Two electrons are fixed at positions $$(-d, 0)$$ and $$(d, 0)$$. A proton is placed at the midpoint (origin) and displaced slightly by a distance $$x$$ perpendicular to the line joining the electrons, where $$x \ll d$$.

The distance from the displaced proton to each electron is $$r = \sqrt{d^2 + x^2}$$. The attractive Coulomb force on the proton due to each electron has magnitude $$F = \frac{1}{4\pi\varepsilon_0}\frac{q^2}{d^2 + x^2}$$, where $$q$$ is the elementary charge.

By symmetry, the components of force along the line joining the electrons cancel out. The net restoring force is along the perpendicular direction. The perpendicular component from each electron is $$F\sin\theta = F\frac{x}{\sqrt{d^2 + x^2}}$$. The total restoring force is $$F_{\text{net}} = 2 \times \frac{1}{4\pi\varepsilon_0}\frac{q^2}{(d^2 + x^2)} \times \frac{x}{\sqrt{d^2 + x^2}} = \frac{q^2 x}{2\pi\varepsilon_0(d^2 + x^2)^{3/2}}$$.

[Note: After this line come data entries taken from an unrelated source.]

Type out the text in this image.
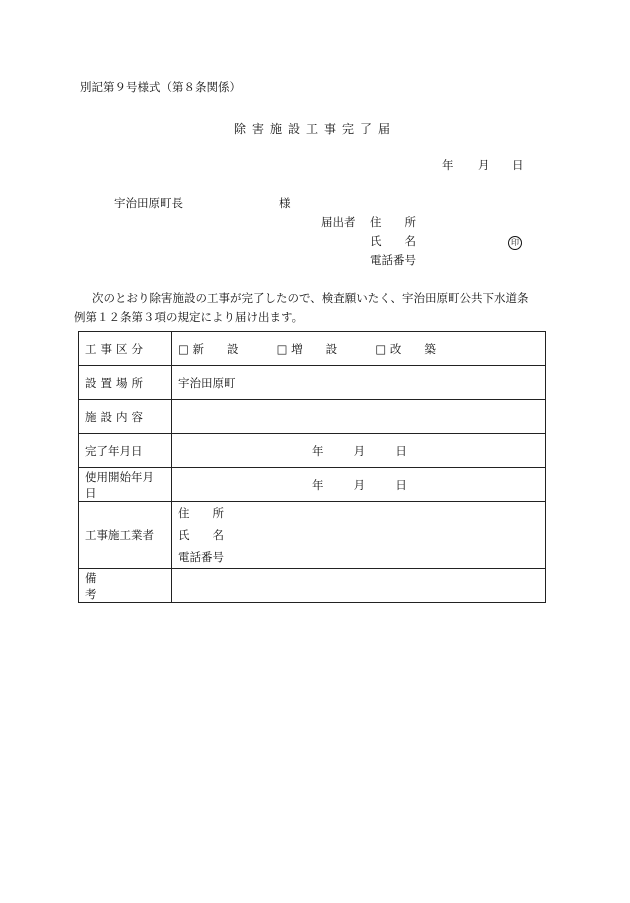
別記第９号様式（第８条関係）
除害施設工事完了届
年 月 日
宇治田原町長	様
届出者 住　　所
氏　　名	印
電話番号

次のとおり除害施設の工事が完了したので、検査願いたく、宇治田原町公共下水道条

例第１２条第３項の規定により届け出ます。

工事区分	□ 新　　設 □ 増　　設 □ 改　　築

設置場所	宇治田原町

施設内容	

完了年月日	年 月 日

使用開始年月日	年 月 日

工事施工業者	住　　所
氏　　名
電話番号

備考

Since $$x \ll d$$, we approximate $$(d^2 + x^2)^{3/2} \approx d^3$$. Therefore, $$F_{\text{net}} \approx \frac{q^2}{2\pi\varepsilon_0 d^3}x$$.

This is a restoring force proportional to $$x$$, confirming SHM. Comparing with $$F = m\omega^2 x$$, we get $$\omega^2 = \frac{q^2}{2\pi\varepsilon_0 m d^3}$$.

Therefore, the angular frequency is $$\omega = \left(\frac{q^2}{2\pi\varepsilon_0 m d^3}\right)^{\frac{1}{2}}$$.

The correct answer is $$\left(\frac{q^2}{2\pi\varepsilon_0 md^3}\right)^{\frac{1}{2}}$$.